James Edwards

Metabolomics of Diabetic Complications. Bioanalytical Chemistry, Biochemistry, Mass Spectrometry.

Diabetes is the leading cause of blindness, end-stage renal disease and lower extremity amputations in the U.S. Excessive glucose metabolism in endothelial cells induces oxidative stress which ultimately compromises cellular integrity. While this aspect of diabetic complications is well established, the role of metabolic aberrations has been generally neglected. Advances in metabolite profiling through high sensitivity mass spectrometry is now capable of analyzing hundreds of metabolites in a single run. These capabilities hold the potential of discovering unforeseen biochemical dysfunctions, elucidate pathophysiologies and reveal novel therapeutic targets. The research focus of the Edwards Laboratory is to investigate metabolic perturbations and therapeutics of diabetic complications using multiple biochemical and bio-analytical techniques.
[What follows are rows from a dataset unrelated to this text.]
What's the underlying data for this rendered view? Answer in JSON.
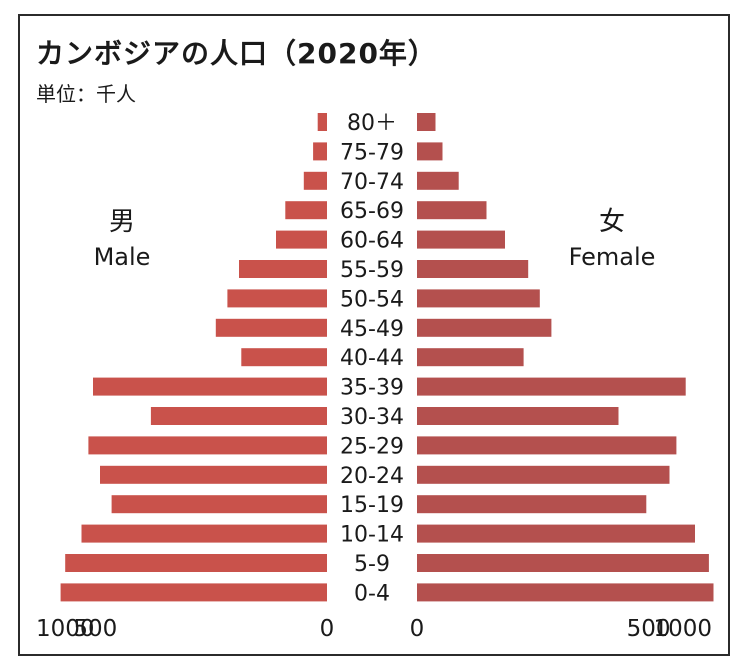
{
  "title": "カンボジアの人口（2020年）",
  "unit": "単位：千人",
  "male_label": {
    "jp": "男",
    "en": "Male"
  },
  "female_label": {
    "jp": "女",
    "en": "Female"
  },
  "colors": {
    "male": "#c9524b",
    "female": "#b4504e",
    "text": "#1a1a1a",
    "frame": "#2b2b2b"
  },
  "chart_data": {
    "type": "bar",
    "orientation": "horizontal",
    "title": "カンボジアの人口（2020年）",
    "unit": "千人",
    "categories": [
      "80＋",
      "75-79",
      "70-74",
      "65-69",
      "60-64",
      "55-59",
      "50-54",
      "45-49",
      "40-44",
      "35-39",
      "30-34",
      "25-29",
      "20-24",
      "15-19",
      "10-14",
      "5-9",
      "0-4"
    ],
    "series": [
      {
        "name": "Male",
        "values": [
          20,
          30,
          50,
          90,
          110,
          190,
          215,
          240,
          185,
          505,
          380,
          515,
          490,
          465,
          530,
          565,
          575
        ]
      },
      {
        "name": "Female",
        "values": [
          40,
          55,
          90,
          150,
          190,
          240,
          265,
          290,
          230,
          580,
          435,
          560,
          545,
          495,
          600,
          630,
          640
        ]
      }
    ],
    "xlim_male": [
      1000,
      0
    ],
    "xlim_female": [
      0,
      1000
    ],
    "x_ticks_male": [
      "1000",
      "500",
      "0"
    ],
    "x_ticks_female": [
      "0",
      "500",
      "1000"
    ],
    "grid": false
  }
}
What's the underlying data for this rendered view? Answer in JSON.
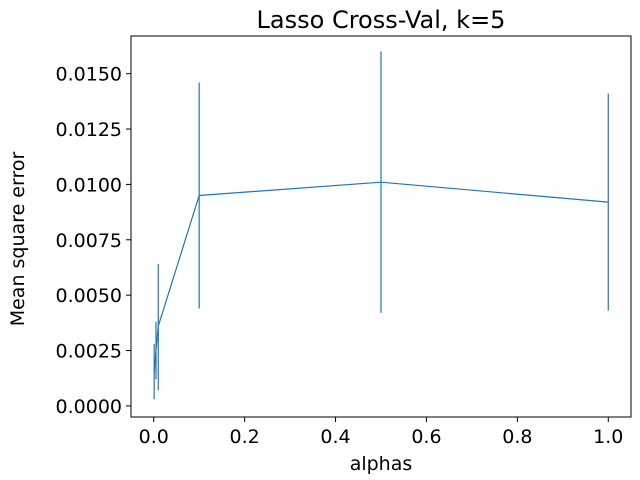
{
  "chart_data": {
    "type": "line",
    "title": "Lasso Cross-Val, k=5",
    "xlabel": "alphas",
    "ylabel": "Mean square error",
    "xlim": [
      -0.05,
      1.05
    ],
    "ylim": [
      -0.0005,
      0.0167
    ],
    "xticks": [
      0.0,
      0.2,
      0.4,
      0.6,
      0.8,
      1.0
    ],
    "xtick_labels": [
      "0.0",
      "0.2",
      "0.4",
      "0.6",
      "0.8",
      "1.0"
    ],
    "yticks": [
      0.0,
      0.0025,
      0.005,
      0.0075,
      0.01,
      0.0125,
      0.015
    ],
    "ytick_labels": [
      "0.0000",
      "0.0025",
      "0.0050",
      "0.0075",
      "0.0100",
      "0.0125",
      "0.0150"
    ],
    "grid": false,
    "color": "#1f77b4",
    "series": [
      {
        "x": [
          0.001,
          0.005,
          0.01,
          0.1,
          0.5,
          1.0
        ],
        "y": [
          0.0015,
          0.0025,
          0.0036,
          0.0095,
          0.0101,
          0.0092
        ],
        "err_low": [
          0.0003,
          0.0012,
          0.0007,
          0.0044,
          0.0042,
          0.0043
        ],
        "err_high": [
          0.0028,
          0.0038,
          0.0064,
          0.0146,
          0.016,
          0.0141
        ]
      }
    ]
  }
}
1. Investigate metabolic aberrations in hyperglycemia damaged endothelial cells and evaluate therapeutic efficacy on diabetic retinopathy The flooding of glucose into endothelial cells induces metabolic dysfunctions in diabetes. Diabetic complications research has focused on four or five major pathways as therapeutic targets. Despite overwhelmingly positive evidence in the lab, drugs targeting these discrete pathways have generally failed to alleviate the pathology in clinical trials. This indicates that these previous therapeutics may have "overlooked" certain metabolic pathways. With the advent of new capillary liquid chromatography and mass spectrometry technologies, considerably more metabolites can be detected, identified and quantified. We will investigate metabolic dysfunction in vitro and target therapeutics (or combinations of therapeutics) toward these pathways. Therapies which correct for metabolism in vitro will be carried to in vivo analysis for efficacy in treating diabetic retinopathy. By ensuring therapies correct metabolic dysfunctions in vitro, transition to and success in in vivo models will be dramatically improved.
2. Discover biomarker for diabetic complications. Prophylactic options for diabetic complications are generally limited outside of tighter blood glucose control. To date, the only prognostic indicator of risk of complications is HbA1C, which measures the average blood glucose level. While average blood glucose levels show correlations with complications, data suggests that this is not a sufficient indicator. Rather fluctuation in blood glucose levels which dramatically increase oxidative stress is hypothesized to be a prominent cause of complications. Assays for oxidative stress are being developed to assess the risk of developing diabetic complications.
3. Develop high sensitivity mass spectrometry based metabolomic technologies Collectively, mammalian cells have ~3,000 metabolites. High sensitivity capillary based liquid chromatography systems coupled to mass spectrometry can currently analyze about 500 metabolites. We will use high resolution mass spectrometry coupled with novel separation strategies to increase the sensitivity of our instrumentation and increase the number of metabolites analyzed in a single run. Taking advantage of discrete chemistries, we can further identification of previously undiscovered metabolites. These systems will allow us to better understand fundamental biochemical questions. Pushing the analytical boundaries to higher sensitivity and more rapid analyses are essential to the success of the applications discussed above.